The Moroccan-Arabesque themed hotel, opened in 1925 is architecturally charming itself. Ooh, the ornate design of the tiles, lanterns, gates and doors here...ooh la la the bold rich red, yellow, orange, blues on the exterior and within the hotel- will make you think you're in Casablanca, or Fez.
Check it out: http://www.figueroahotel.com/pages/about02.html
939, S. Figueroa Street
near Staples Center
Fondest memory: drinking a few fruity spirits in the gorgeous lobby after work. Made for very happy hours!
There is a bad myth about L.A. It is said often that the city is not good for walking. I beg to differ! True, people are so dependent on cars here. This is evident on the jam-packed freeways and equally crowded streets. However, walking is quite common and convenient especially when in downtown.

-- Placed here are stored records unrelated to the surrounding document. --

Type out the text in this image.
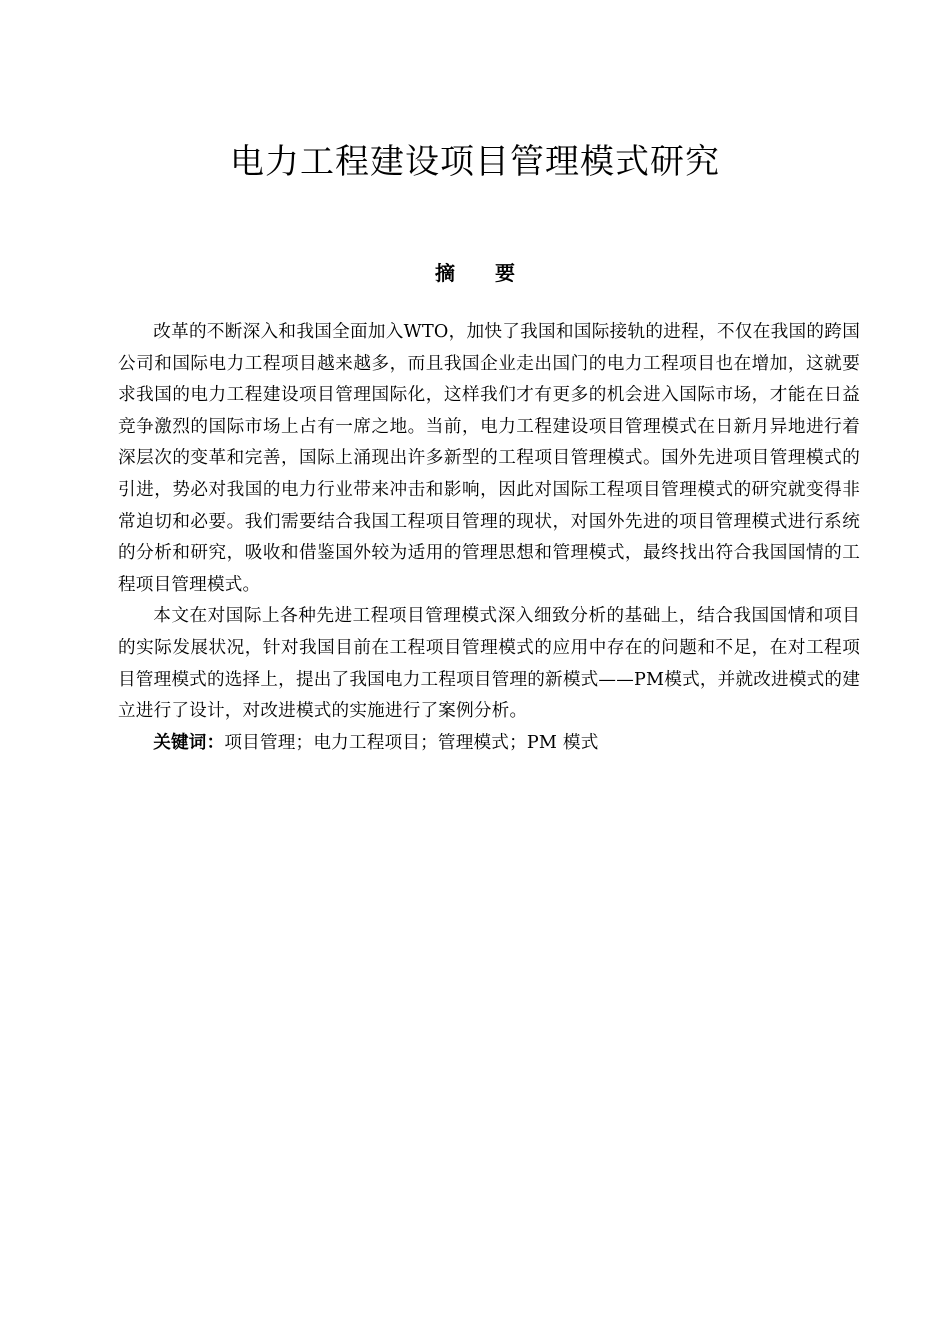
电力工程建设项目管理模式研究
摘要

改革的不断深入和我国全面加入WTO，加快了我国和国际接轨的进程，不仅在我国的跨国公司和国际电力工程项目越来越多，而且我国企业走出国门的电力工程项目也在增加，这就要求我国的电力工程建设项目管理国际化，这样我们才有更多的机会进入国际市场，才能在日益竞争激烈的国际市场上占有一席之地。当前，电力工程建设项目管理模式在日新月异地进行着深层次的变革和完善，国际上涌现出许多新型的工程项目管理模式。国外先进项目管理模式的引进，势必对我国的电力行业带来冲击和影响，因此对国际工程项目管理模式的研究就变得非常迫切和必要。我们需要结合我国工程项目管理的现状，对国外先进的项目管理模式进行系统的分析和研究，吸收和借鉴国外较为适用的管理思想和管理模式，最终找出符合我国国情的工程项目管理模式。

本文在对国际上各种先进工程项目管理模式深入细致分析的基础上，结合我国国情和项目的实际发展状况，针对我国目前在工程项目管理模式的应用中存在的问题和不足，在对工程项目管理模式的选择上，提出了我国电力工程项目管理的新模式——PM模式，并就改进模式的建立进行了设计，对改进模式的实施进行了案例分析。

关键词：项目管理；电力工程项目；管理模式；PM 模式
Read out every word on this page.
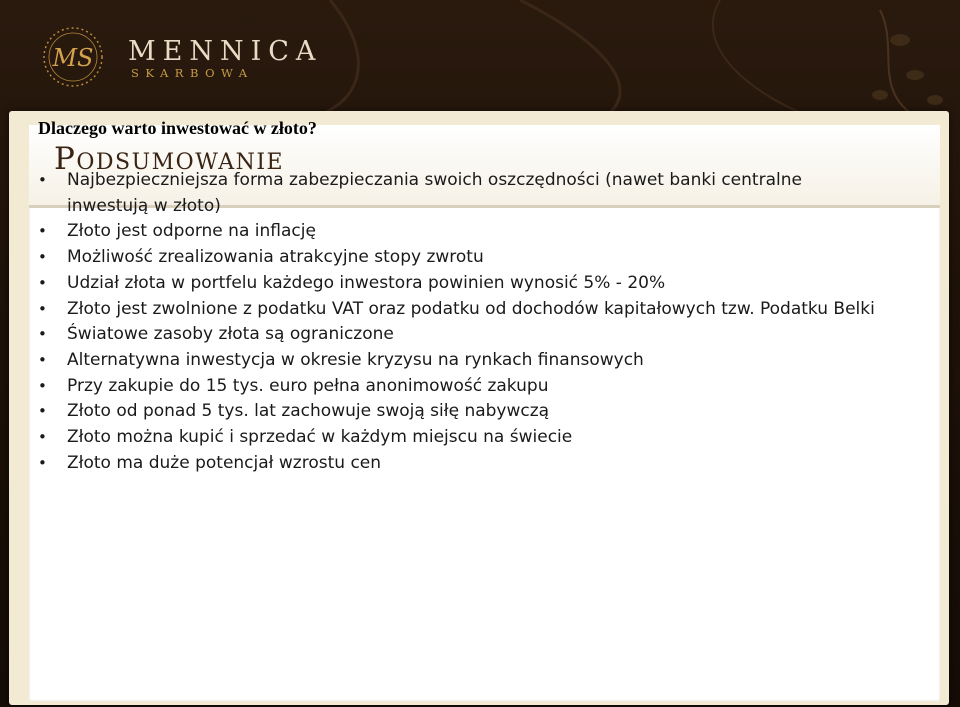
MS MENNICA
SKARBOWA
Podsumowanie

Dlaczego warto inwestować w złoto?

• Najbezpieczniejsza forma zabezpieczania swoich oszczędności (nawet banki centralne inwestują w złoto)
• Złoto jest odporne na inflację
• Możliwość zrealizowania atrakcyjne stopy zwrotu
• Udział złota w portfelu każdego inwestora powinien wynosić 5% - 20%
• Złoto jest zwolnione z podatku VAT oraz podatku od dochodów kapitałowych tzw. Podatku Belki
• Światowe zasoby złota są ograniczone
• Alternatywna inwestycja w okresie kryzysu na rynkach finansowych
• Przy zakupie do 15 tys. euro pełna anonimowość zakupu
• Złoto od ponad 5 tys. lat zachowuje swoją siłę nabywczą
• Złoto można kupić i sprzedać w każdym miejscu na świecie
• Złoto ma duże potencjał wzrostu cen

On 5th, between Olive and Flower St, is especially nice for a stroll. This is where I have often begun my little trips in downtown because my bus stops around here. Along this street is Pershing Square , the Central Library (including Maguire Gardens park area adjacent), the historic One Bunker Hill building, Westin Bonadventure and Arco Plaza.
There is quite enough history just on this stretch of 5th St. itself, let alone other paths. I'll elaborate about these sometime soon!
One can explore latino (particularly Mexican) culture about everywhere in Los Angeles. Yet, going from downtown L.A. on Pico Ave is an especially interesting way to discover Latino life and culture.
Fondest memory: I love to capture murals like this one (along Pico). I happen to be on the bus when I snapped this one. The smeared look of this pic from the bus window adds an interesting effect of the image. It is that of an angel. The mural reads, " We are each of us angels with one wing. We can only fly embracing each other." There are so many murals, small and big, to count throughout the city.
Great websites for places to go in downtown L.A. with walking maps.
1. Civic Center (Cathedral, Music Center, Disney Hall, MOCA & Plaza, Bunker Steps, Library, Jewelry District)
2. Union Station/Olivera St. (across from Union Station)
3. Chinatown (near Olivera St.)
4. Little Tokyo
Ralph's Fresh Fare on 9th St
If you're staying in downtown L.A. for an extended time, you'll surely want to make coming here as an vital errand. As it stands now, this is the ONLY major chain supermarket in all of downtown. Fresh Fare is a high quality market in an emerging upscale part of town with an abundance of gourmet, organic and specialty grocery and misc items, as well as an on-site cleaners and fabulous deli and cafe with ample seating. The store is super clean and fancy. Come especially for the produce section. The fruit assortment is amazing. Surely, the prices here are quite costly in many cases but not all. On one occasion, I saw a toothbrush with a fancy Colgate or similar toothpaste advertised for only 98 cents! It helps to have the Ralph's club card to save but if just briefly in town, a shopper behind you may just lend his/her card or the clerk may swipe a a spare savings card as a courtesy .
Warning: Street parking is scarcse and sometimes risky here. One has to compete against residential parking across the market. There is a parking garage with validation as official market parking (90 min free parking). There are many car tow announcements in the store!